Assembling stuff for the Bot

1. Gathering data

As anyone who played with machine learning knows too well: before anything you need data, like a lot of it. First I downloaded games from the top 100 players for the past months. That was great to start with. After hours of building the nicest json parser I could I had a nice dataset (a python pandas DataFrame to be specific). In a .csv file with a board on each line (like the board given by the game engine) with 2s for the player that played the last move and a column to tell who won the game.
Afterwards I had a raspberry-pi gather the data for the best players.

2. Building and training the neural network

First approach: evaluate all the moves

From the games I had in my dataset:

X: a vector representing both players boards before and after the move
y: 1 if the player that moved won the game else -1 (values are not important here, it represents 2 classes)

The NN acts as a classifier (“Is this move a win ?”), 2 hidden layers (400/200), relu activations, softmax output, no dropout, binary cross entropy, a few epochs.

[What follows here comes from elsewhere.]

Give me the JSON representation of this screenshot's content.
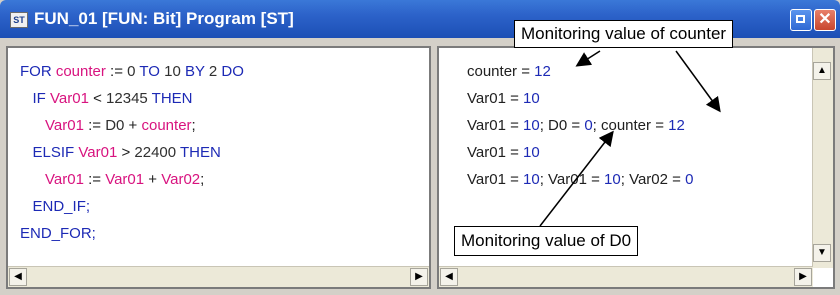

When expanding a node in MCTS I would evaluate the odds for each possible move. I would keep only the promising nodes (win probability > 50%). If no nodes are good I would fall back to a classic MCTS and try them all.

Three weeks before lock down I discovered that my dataset had a serious flaw, it couldn’t be fixed. I was able to recreate only 40% of it. At first the NN had a 70% accuracy, by adding more data it reached 75% of accuracy.

The MCTS-NN bot won about 30/35% of the games against my MCTS bot.

I also tried adding the winning probability to the MCTS UCT function and keeping all the nodes in the tree (win ratio + acoefficient x NN prediction + explorationfactor x sqrt(…)). Not a big success neither.

Second approach: predict the proper cell to play in

Here I tried to guess the best cell to play in (when it’s limited to a 3x3 board, not when it can play anywhere on the 9x9 board). About the same NN architecture (with categorical cross entropy). I kept the winning moves to build the dataset:

X: a vector representing both players boards before and after the move
y: cell position in a 3x3 board

At best I had a 40% accuracy, but I didn’t have time to check in which condition the NN was predicting the proper cell (if it has 5 free cells to play in, a random bot would have a 20% chance of making the proper move and then a 40% accuracy isn’t that good). But by selecting the top 4 probabilities (for 9 potential moves) I had about 80/85% chance of studying the actual best move, which is good for reducing the branching factor of the MCTS. Unfortunately I couldn’t implement it and test it before the lock down.

3. More stuff added to the bot

Openings’ book

Because consuming the time bank at the start of a game is a waste of time I ran tons of games (with Monte Carlo) to determine the win ratio of each opening move.

• If id = 1 then according to my simulations playing in the middle (x = 4, y = 4) is the best move, about 52 % chance of winning.
• If id = 2, the best response to any opening move came as a moves’ matrix. If the opening is (3, 1) then the best response is … and so on.

End game

I launched series of matchs between a bot that uses the NN to reduce the MCTS branching factor versus a bot that doesn’t prune the MCTS. Turns out the bot with the NN wasn’t that good… Especially at the end of the game, it wouldn’t consider moves that actually lead to a victory.
So when a few microboards are won the bot stops using the NN and considers all possible moves (classic MCTS).

Conclusion

First time I’m using neural network for an AI, it was fun ! As always building a proper dataset is the main issue, the simplicity of the game made this possible.
Next step would have been an optimized field class to enable deeper tree search.